Tax Court's decision. The Tax Court held that IRS's FPAA was untimely issued outside Code Sec. 6501’s three-year assessment period, and that an overstatement of basis didn't constitute an income omission and thus couldn't trigger Code Sec. 6501(e)(1)(A)’s extended six-year period.
Tax Court reversed on appeal. The Court of Appeals for the District of Columbia Circuit reversed the Tax Court, finding that Code Sec. 6501(e)(1)(A)’s six-year period can be triggered by an overstatement resulting from an overstatement of basis. In so holding, the Court validated IRS regs to that effect and widened an existing split in the Circuits. (see ¶1)
The Court also addressed another argument raised by UTAM that was not considered by the Tax Court—namely, whether IRS's mailing of an FPAA tolls an individual partner's limitation period under Code Sec. 6501.

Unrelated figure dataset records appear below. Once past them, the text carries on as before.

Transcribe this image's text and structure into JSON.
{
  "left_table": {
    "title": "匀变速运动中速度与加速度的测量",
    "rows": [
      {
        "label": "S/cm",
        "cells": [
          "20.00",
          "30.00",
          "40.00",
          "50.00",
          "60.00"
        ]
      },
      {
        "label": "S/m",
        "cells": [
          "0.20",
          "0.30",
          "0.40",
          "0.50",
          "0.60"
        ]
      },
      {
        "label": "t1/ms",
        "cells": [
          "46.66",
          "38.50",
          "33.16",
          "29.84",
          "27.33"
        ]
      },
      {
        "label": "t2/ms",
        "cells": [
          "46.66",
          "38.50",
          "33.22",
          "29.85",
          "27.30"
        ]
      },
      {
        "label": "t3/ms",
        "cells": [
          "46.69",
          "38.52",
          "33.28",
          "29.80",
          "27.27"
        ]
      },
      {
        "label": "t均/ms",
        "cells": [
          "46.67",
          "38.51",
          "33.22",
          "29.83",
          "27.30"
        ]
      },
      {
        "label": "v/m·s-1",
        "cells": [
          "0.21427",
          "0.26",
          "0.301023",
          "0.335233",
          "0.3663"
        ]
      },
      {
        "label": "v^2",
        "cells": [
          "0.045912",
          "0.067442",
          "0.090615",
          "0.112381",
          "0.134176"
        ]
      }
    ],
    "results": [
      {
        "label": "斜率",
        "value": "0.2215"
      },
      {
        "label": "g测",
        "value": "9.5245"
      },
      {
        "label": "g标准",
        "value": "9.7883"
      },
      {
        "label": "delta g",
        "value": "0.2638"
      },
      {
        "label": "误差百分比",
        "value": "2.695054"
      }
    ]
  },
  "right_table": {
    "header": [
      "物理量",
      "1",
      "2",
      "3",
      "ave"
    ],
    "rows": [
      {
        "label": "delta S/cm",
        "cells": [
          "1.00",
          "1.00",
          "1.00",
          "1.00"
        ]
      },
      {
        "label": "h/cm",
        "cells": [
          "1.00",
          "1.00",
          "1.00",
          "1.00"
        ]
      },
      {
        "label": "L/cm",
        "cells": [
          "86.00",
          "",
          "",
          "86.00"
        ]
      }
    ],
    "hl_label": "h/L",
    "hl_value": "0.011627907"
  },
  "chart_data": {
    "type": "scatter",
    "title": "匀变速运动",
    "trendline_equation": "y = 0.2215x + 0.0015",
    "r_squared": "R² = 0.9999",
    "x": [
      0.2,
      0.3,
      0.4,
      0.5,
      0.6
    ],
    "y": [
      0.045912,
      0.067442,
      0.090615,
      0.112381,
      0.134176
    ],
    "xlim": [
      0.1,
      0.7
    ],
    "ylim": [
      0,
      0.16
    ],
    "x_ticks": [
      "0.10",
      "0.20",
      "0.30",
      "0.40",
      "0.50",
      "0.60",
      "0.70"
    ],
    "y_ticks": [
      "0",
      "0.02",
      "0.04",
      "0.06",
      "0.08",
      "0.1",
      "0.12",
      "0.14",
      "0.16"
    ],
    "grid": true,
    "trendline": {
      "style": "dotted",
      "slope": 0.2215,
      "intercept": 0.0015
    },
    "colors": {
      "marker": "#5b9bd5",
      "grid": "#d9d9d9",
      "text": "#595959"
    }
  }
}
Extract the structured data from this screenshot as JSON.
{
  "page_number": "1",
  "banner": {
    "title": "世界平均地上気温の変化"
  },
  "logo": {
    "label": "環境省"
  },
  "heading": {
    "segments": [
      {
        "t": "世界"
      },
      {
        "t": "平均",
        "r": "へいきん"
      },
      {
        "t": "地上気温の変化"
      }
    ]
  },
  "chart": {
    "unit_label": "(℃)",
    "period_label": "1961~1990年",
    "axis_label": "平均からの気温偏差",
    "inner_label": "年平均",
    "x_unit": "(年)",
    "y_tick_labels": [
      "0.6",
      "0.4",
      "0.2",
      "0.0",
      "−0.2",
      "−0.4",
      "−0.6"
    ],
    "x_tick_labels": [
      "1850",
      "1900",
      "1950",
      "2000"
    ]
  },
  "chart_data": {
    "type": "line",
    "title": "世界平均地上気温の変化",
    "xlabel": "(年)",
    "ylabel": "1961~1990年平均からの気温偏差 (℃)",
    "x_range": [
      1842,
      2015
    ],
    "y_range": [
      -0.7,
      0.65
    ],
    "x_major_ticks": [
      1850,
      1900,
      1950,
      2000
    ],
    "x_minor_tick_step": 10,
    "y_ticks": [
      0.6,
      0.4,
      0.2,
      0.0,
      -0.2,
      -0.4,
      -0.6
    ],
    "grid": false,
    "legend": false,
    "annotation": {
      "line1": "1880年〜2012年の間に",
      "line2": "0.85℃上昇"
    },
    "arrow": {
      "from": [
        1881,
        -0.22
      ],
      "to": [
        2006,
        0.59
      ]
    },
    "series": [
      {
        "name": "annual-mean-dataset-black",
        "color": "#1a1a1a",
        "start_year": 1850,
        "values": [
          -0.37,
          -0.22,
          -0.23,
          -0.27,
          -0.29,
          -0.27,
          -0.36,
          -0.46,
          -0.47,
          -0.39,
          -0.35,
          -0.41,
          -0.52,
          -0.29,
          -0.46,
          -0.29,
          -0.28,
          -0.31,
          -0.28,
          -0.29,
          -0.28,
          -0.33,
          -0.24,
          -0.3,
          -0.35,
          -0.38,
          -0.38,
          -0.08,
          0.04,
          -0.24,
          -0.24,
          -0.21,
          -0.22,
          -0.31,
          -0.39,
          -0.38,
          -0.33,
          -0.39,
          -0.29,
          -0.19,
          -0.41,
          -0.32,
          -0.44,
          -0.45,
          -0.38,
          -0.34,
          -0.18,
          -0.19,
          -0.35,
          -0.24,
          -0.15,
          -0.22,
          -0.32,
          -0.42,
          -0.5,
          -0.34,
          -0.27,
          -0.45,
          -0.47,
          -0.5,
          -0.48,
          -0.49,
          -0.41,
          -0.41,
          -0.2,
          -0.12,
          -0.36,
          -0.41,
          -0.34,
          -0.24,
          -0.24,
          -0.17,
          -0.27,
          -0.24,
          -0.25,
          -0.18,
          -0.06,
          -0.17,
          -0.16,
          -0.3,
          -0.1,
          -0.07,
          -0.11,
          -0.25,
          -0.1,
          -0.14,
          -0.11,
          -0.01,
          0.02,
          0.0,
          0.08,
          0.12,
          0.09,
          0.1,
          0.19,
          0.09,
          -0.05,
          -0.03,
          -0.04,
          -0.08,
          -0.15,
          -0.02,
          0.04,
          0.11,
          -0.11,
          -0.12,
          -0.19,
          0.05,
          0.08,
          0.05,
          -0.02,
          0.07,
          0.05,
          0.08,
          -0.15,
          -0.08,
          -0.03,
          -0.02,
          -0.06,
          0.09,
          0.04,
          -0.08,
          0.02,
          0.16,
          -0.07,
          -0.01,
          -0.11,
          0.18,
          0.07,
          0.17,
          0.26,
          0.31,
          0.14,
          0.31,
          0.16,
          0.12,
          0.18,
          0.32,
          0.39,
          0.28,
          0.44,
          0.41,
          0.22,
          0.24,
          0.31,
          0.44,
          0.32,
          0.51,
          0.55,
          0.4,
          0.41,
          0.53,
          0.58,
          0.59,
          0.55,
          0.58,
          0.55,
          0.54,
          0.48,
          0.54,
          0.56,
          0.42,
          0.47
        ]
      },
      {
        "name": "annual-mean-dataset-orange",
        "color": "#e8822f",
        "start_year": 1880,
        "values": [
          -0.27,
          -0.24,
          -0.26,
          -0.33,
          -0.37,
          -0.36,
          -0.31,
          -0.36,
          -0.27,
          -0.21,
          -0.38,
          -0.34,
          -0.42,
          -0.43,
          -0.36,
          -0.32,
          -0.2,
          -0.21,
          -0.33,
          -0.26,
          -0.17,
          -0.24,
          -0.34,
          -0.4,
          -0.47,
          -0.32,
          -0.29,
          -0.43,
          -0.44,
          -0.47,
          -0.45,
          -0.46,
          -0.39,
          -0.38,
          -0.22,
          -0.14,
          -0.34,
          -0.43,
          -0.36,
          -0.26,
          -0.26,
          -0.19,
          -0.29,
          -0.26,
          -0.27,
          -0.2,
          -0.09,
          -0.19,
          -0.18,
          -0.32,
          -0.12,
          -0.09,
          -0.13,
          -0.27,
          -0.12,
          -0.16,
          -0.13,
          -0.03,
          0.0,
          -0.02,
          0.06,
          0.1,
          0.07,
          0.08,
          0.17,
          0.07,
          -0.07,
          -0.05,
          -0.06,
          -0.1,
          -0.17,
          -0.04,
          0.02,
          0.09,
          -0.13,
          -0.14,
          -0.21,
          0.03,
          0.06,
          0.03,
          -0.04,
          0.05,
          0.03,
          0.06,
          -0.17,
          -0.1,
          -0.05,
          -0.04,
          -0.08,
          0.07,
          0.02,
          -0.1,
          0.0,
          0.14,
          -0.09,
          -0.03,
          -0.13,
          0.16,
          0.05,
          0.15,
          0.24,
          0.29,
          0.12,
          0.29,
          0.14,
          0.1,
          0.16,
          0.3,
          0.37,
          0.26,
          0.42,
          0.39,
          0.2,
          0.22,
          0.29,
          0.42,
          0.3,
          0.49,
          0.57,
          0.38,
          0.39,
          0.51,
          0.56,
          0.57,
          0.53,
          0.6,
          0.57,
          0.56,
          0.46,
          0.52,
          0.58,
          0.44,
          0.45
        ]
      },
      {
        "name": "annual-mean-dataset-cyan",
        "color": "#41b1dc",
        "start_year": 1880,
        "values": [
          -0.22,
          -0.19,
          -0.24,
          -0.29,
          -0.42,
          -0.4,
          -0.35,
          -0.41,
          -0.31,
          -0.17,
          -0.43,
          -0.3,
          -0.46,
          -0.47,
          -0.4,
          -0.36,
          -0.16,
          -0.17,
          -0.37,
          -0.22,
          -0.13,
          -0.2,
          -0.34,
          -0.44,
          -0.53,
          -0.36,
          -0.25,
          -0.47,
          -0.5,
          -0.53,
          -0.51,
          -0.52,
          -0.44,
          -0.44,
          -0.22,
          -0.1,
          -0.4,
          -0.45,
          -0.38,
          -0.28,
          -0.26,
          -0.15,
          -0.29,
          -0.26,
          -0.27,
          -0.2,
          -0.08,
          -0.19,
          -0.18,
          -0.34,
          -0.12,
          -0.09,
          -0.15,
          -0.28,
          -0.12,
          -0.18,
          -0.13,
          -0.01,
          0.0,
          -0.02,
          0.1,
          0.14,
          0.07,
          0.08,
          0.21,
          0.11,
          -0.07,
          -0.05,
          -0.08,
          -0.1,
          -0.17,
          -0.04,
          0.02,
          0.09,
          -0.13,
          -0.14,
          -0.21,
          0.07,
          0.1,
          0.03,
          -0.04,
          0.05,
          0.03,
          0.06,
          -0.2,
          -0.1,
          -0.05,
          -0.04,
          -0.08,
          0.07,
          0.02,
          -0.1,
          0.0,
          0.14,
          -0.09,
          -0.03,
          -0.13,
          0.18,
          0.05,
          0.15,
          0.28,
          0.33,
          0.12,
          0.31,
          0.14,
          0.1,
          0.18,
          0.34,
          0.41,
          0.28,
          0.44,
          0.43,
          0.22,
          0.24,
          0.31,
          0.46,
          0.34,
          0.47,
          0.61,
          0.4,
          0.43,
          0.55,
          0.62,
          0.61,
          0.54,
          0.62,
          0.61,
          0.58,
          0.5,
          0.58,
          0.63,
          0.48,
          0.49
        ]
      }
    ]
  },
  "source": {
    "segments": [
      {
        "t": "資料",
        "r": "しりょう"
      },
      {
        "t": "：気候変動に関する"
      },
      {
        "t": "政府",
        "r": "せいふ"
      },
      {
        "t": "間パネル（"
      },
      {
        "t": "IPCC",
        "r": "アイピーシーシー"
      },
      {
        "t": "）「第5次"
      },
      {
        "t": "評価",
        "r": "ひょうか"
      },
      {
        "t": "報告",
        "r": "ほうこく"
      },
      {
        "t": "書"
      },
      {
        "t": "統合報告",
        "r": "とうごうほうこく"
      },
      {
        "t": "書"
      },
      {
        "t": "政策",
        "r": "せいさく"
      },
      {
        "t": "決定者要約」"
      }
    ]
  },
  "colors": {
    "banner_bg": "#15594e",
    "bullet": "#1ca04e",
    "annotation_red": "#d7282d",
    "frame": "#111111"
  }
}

Although this issue wasn't considered by the Tax Court in its underlying UTAM opinion, the Tax Court had clearly stated its position in Rhone-Poulenc, (2000) 114 TC 533. In that case, the Tax Court held that Code Sec. 6229(d) does suspend the running of an individual partner's Code Sec. 6501 limitations period if that period is open on the date that IRS mailed the FPAA. Since Morgan's Code Sec. 6501 period was open when IRS mailed the FPAA, the Circuit Court decided that a remand on this issue would be futile, and it agreed with the Tax Court's position on the issue.
Referencing its earlier opinion in Andantech, LLC v. Commissioner, (CA DC 2003) 91 AFTR 2d 2003-2623, the Circuit Court stated that the “period for assessing any tax” specified in Code Sec. 6229(a) referred to a partner's generally applicable assessment period since partnerships aren't taxed. Since Morgan's period was six years, the FPAA was issued while his period was still running.
The Court stated that Code Sec. 6229(a) doesn't provide the maximum period for assessments—rather, it sets forth a minimum period for IRS to take action, and if UTAM's argument were accepted, the minimum period would effectively be converted to a limitations period. Thus, the Court concluded that the assessment period which is suspended under Code Sec. 6229(d) is the partner's open assessment period under Code Sec. 6501.
References: For earliest termination date for assessment period for partnership items, see FTC 2d/FIN ¶T-4018; United States Tax Reporter ¶62,294; TaxDesk ¶838,003; TG ¶70431.